DOWN in the bottom of our hearts we all know that success and happiness in life depend upon ourselves. No man is sure of having anything except what he himself earns, saves and invests - unless he is able and willing to live like a parasite upon others. As for luck, well, most grown men are really ashamed to talk much about luck. It is like loafing around for months living on one's relatives in the hope of finding a one thousand dollar bill. Henry Ford, the automobile manufacturer, once told his salesmen that luck means:

"Rising at 6:00 o'clock in the morning. "Living on a dollar a day if you can earn two.

"Minding your own business and not meddling with other people's.

"Luck means appointments you never failed to keep - the trains you never failed to catch.

"Luck means to trust in God and your own resources."

We hear a great deal nowadays about cooperation, old-age pensions, old-age insurance, workman's compensation, minimum wage laws, and all manner of ways and means for men to help one another. Some of these are good, some may prove very bad. Unquestionably we are learning to help one another more and more. Common sense demands it. No man can live selfishly to himself. But we can't help one another either as individuals or as nations until each one of us learns to order his own life. You can best help your neighbor by paying your own debts and providing for your own future. Don't sit by and wait for the millennium. It is the inside force, not the outside force, that makes for success.

"What others have done I can do."

This is the motto which every young man and woman should cling to. It is worth sticking in one's memory and keeping it there. Success in life might seem beyond attainment, so many are the obstacles, if others no better endowed than we had not won the prize.

The proof of all I have written thus far is not my say-so, but the irrefutable testimony of life itself. It is not even what Henry Ford says, it is the life he has lived. How many successful business men have been spendthrifts? An absurd question, you say, but does it not bring its own conclusive answer?

Put the other way, did you ever hear of a successful business man who did not get his start in life with what he had saved or what some one had loaned him on the strength of his prudent character? Even in the case of those who inherited great wealth, how many have been able to keep it who were not prudent? The large proportion of self-made men among the successful ones in any community is a matter of common knowledge. Is it not so in your own town or city?

Marshall Field, the great Chicago merchant, began his business career on two dollars and fifty cents a week, and he saved. To tell the story of all the great merchant princes, railroad presidents, bankers and manufacturers who obtained their start by living within their means would be like repeating page by page a thick volume known as Who's Who in Finance, or the Directory of Directors of every large city in the country.

Trace every fortune to its source and you will find it began with economy, thrift of time as well as money. Even those which to-day seem to be permanently hereditary. Commodore Cornelius Vanderbilt, founder of the great house, began to save early. When working as a steamboat captain he managed to save five thousand dollars. His wife, who was equally frugal and economical, saved thirteen thousand dollars by keeping a hotel.

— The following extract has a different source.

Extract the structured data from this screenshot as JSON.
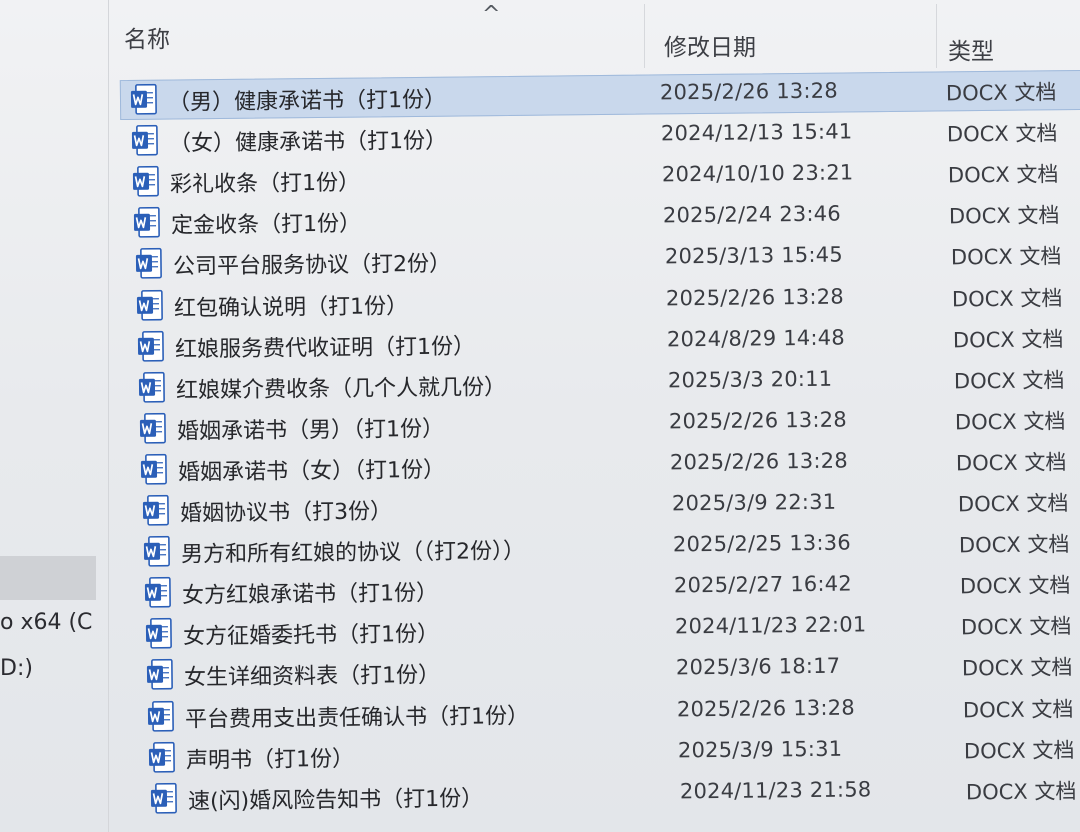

With this first eighteen thousand dollars Vanderbilt bought a controlling interest in a steamship. The result was that within a few years he owned other ships, and in time railroads and various transportation lines.

Three of our most famous multi-millionaires have written the stories of their early lives, and these books are to be had in any public library. The early struggles of these men - John D. Rockefeller, Andrew Carnegie and James J. Hill - make intensely interesting reading to the ambitious young man, far more thrilling than the majority of novels. Of course, you don't want to make as much money as any of these men, and you probably never will. But if you want inspiration, read what they have done and how they began.

Another financier of enormous fortune, Daniel G. Reid, who founded several of the largest manufacturing combinations, began as a messenger in a bank. Then he became the janitor, and when his salary amounted to one thousand dollars a year he married and bought a house on mortgage. He paid off this debt in three years and then began to buy stock in the bank for which he worked. Thus another vast fortune had its modest beginning.

There is a danger, I think, in too strongly emphasizing the great conspicuous fortunes. Few young men will ever attain them. A great many young men, however, will acquire modest fortunes, inconspicuous competences, and by much the same methods. A boy earned a few pennies by holding horses and saved enough in time to buy a rig. Such was the beginning of many a successful if not spectacular business career in former years. I doubt whether much money is to be made in holding horses nowadays, but how about the garage owners and even the automobile manufacturers? Did not many of them begin as the humblest of mechanics? Indeed most of the great, successful automobile princes of to-day, if I may coin such an expression, men like Ford and Willys, did get their starts in the humblest of mechanical capacities.